Securing the Container Environment
Once you’ve secured the management interfaces from unauthenticated access from outside the cluster, your next step in securing Kubernetes should be to analyze how attackers might compromise a pod and what might be possible for them to do. In addition to the access available to external attackers, access to a single container may provide a number of additional avenues of attack.
- Host filesystem access
- Container network access
- Access to a service token
- Node Kernel access
Each of these attack paths can be addressed by Kubernetes security mechanisms.
The first step when considering the individual containers in an environment is trying to stop an attacker from compromising them in the first place. An attack could happen via unpatched application software, configuration issues, or errors in custom code that has been deployed into the containers.
As most container images will come from a common distribution base such as Debian or Alpine, reviewing them for missing patches is handled similarly to the process for any other Linux-based system. Custom tooling may be required, as some patch management systems are not container-aware and, as such, won’t effectively scan inside the images.

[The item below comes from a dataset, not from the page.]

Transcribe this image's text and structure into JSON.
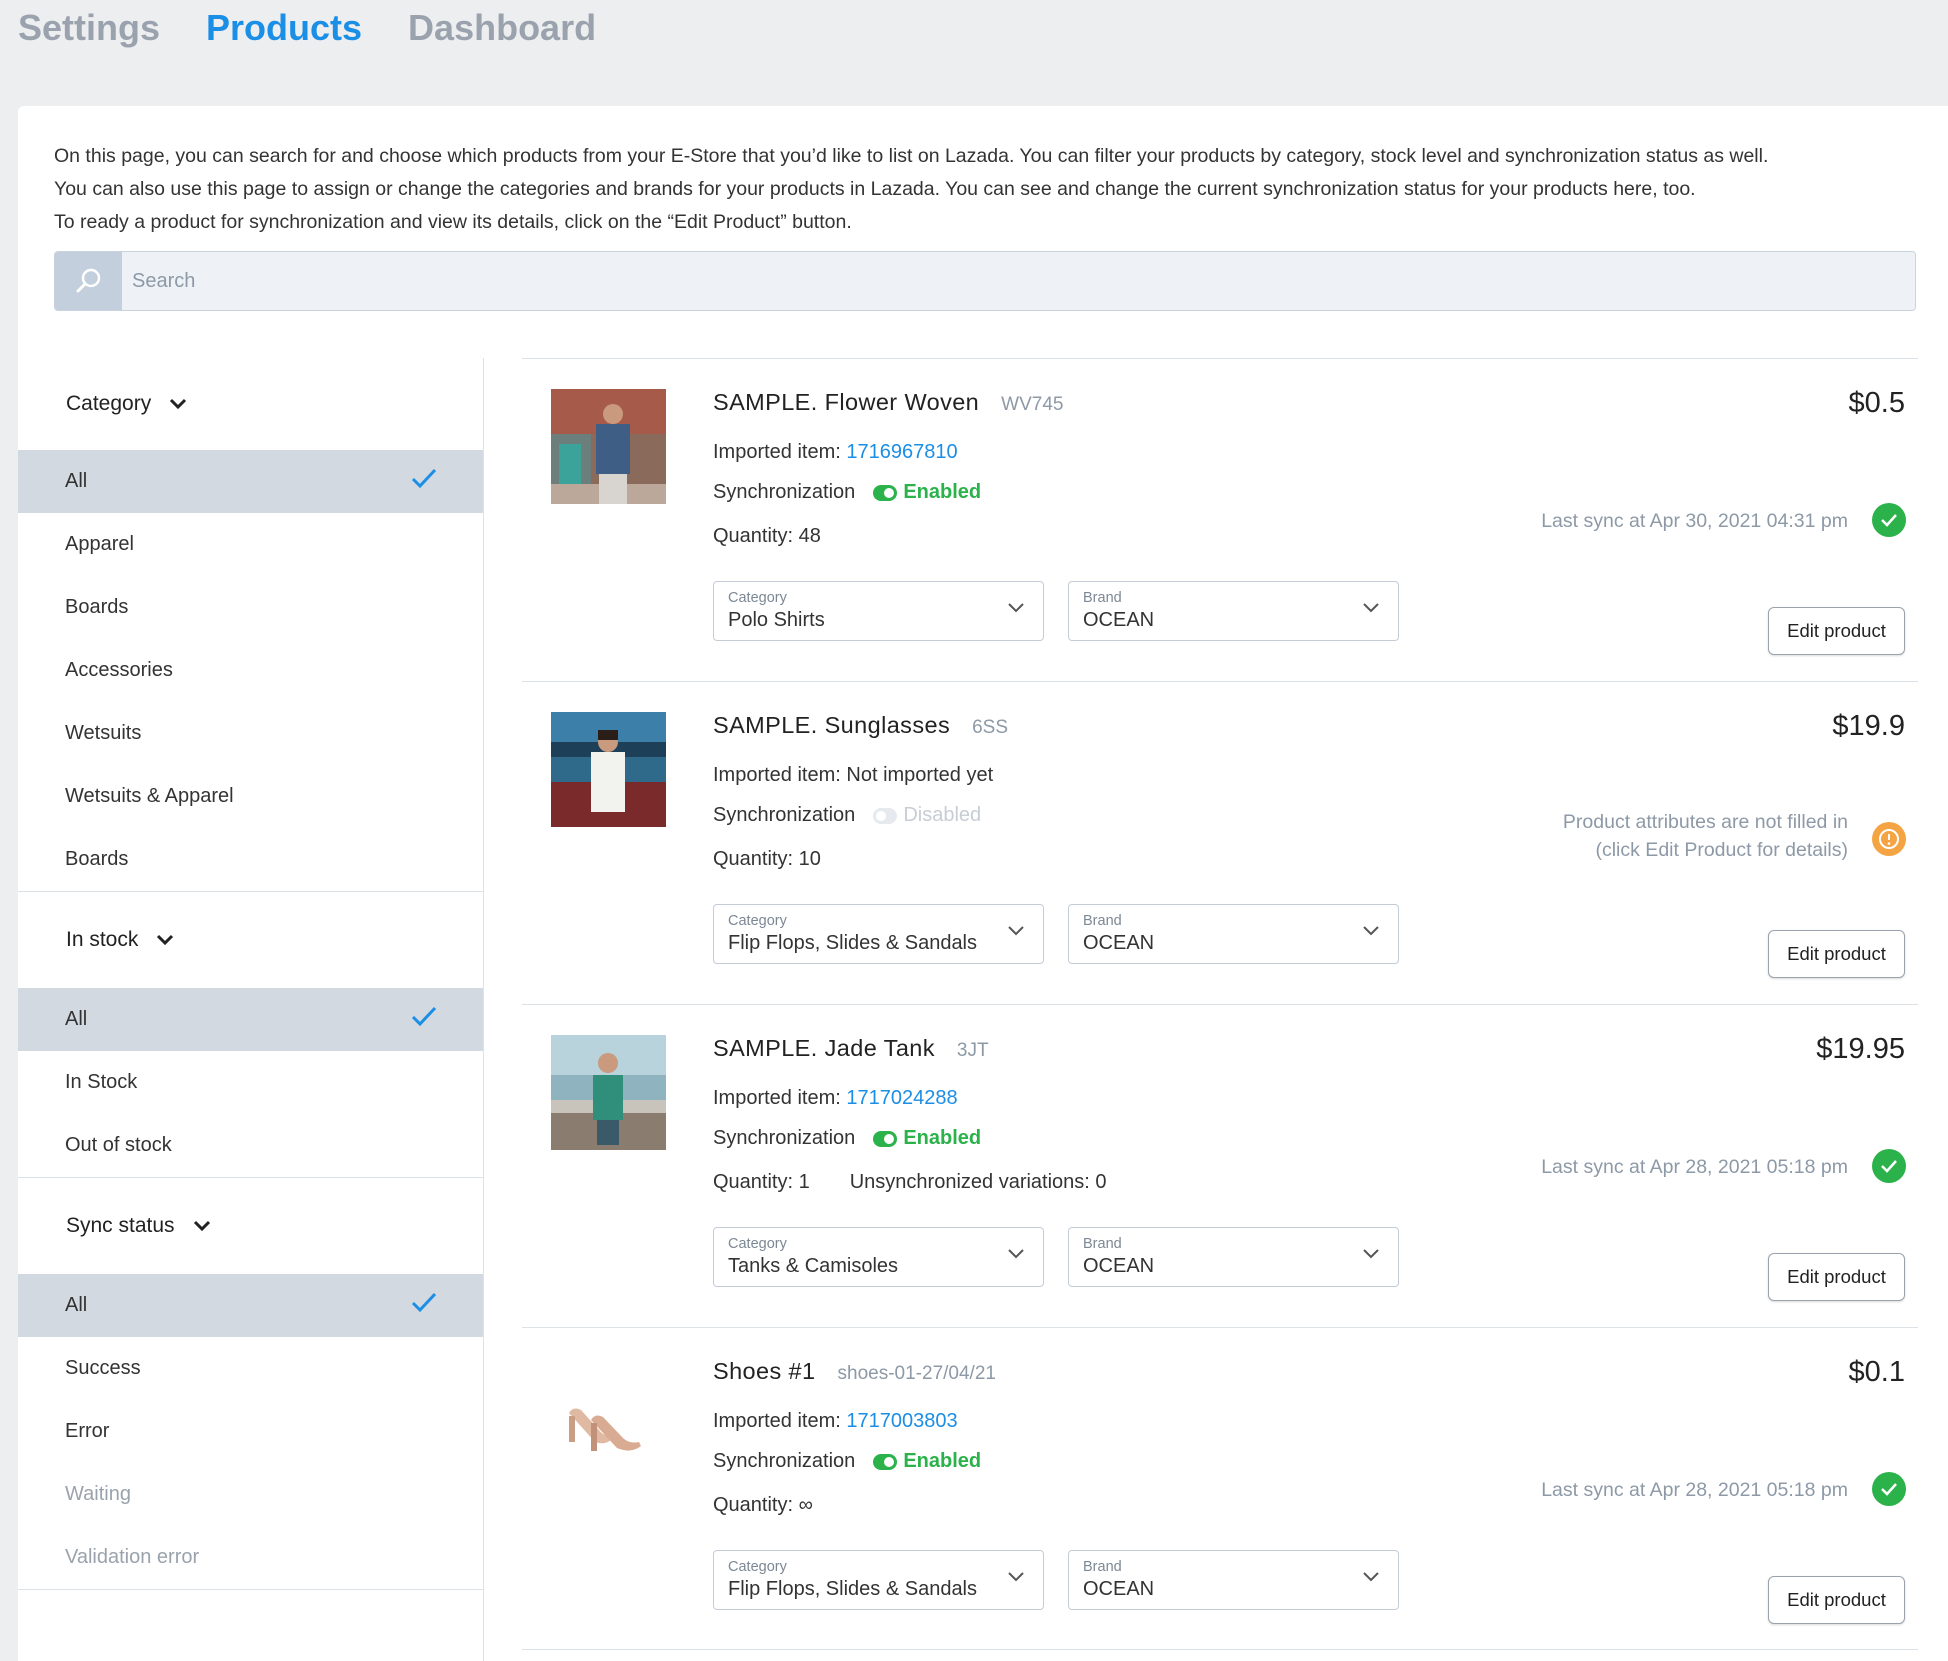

There are a number of options for this. Aqua Security provides MicroScanner, which scans images based on public and proprietary sources for vulnerabilities and malware, and can be used in conjunction with Aqua’s runtime protection to assess image security and block any container suspicious activity based on container runtime profiles. There are also some standalone container vulnerability-scanning tools that could be useful where convenient cloud access isn’t available. Both Clair and Dagda can be used offline. It’s worth noting how these tools tend to work in reviewing container images for vulnerabilities. Where they’re looking at issues in system software (e.g. a web server), they usually base their analysis on the package manager used by the image (e.g. apt in Debian or Ubuntu or yum in Fedora Core). This is important, since when images that aren’t based on a common distribution are used, some vulnerability-scanning tools may not be able to detect weaknesses, as there is no central vulnerability database and package metadata to query.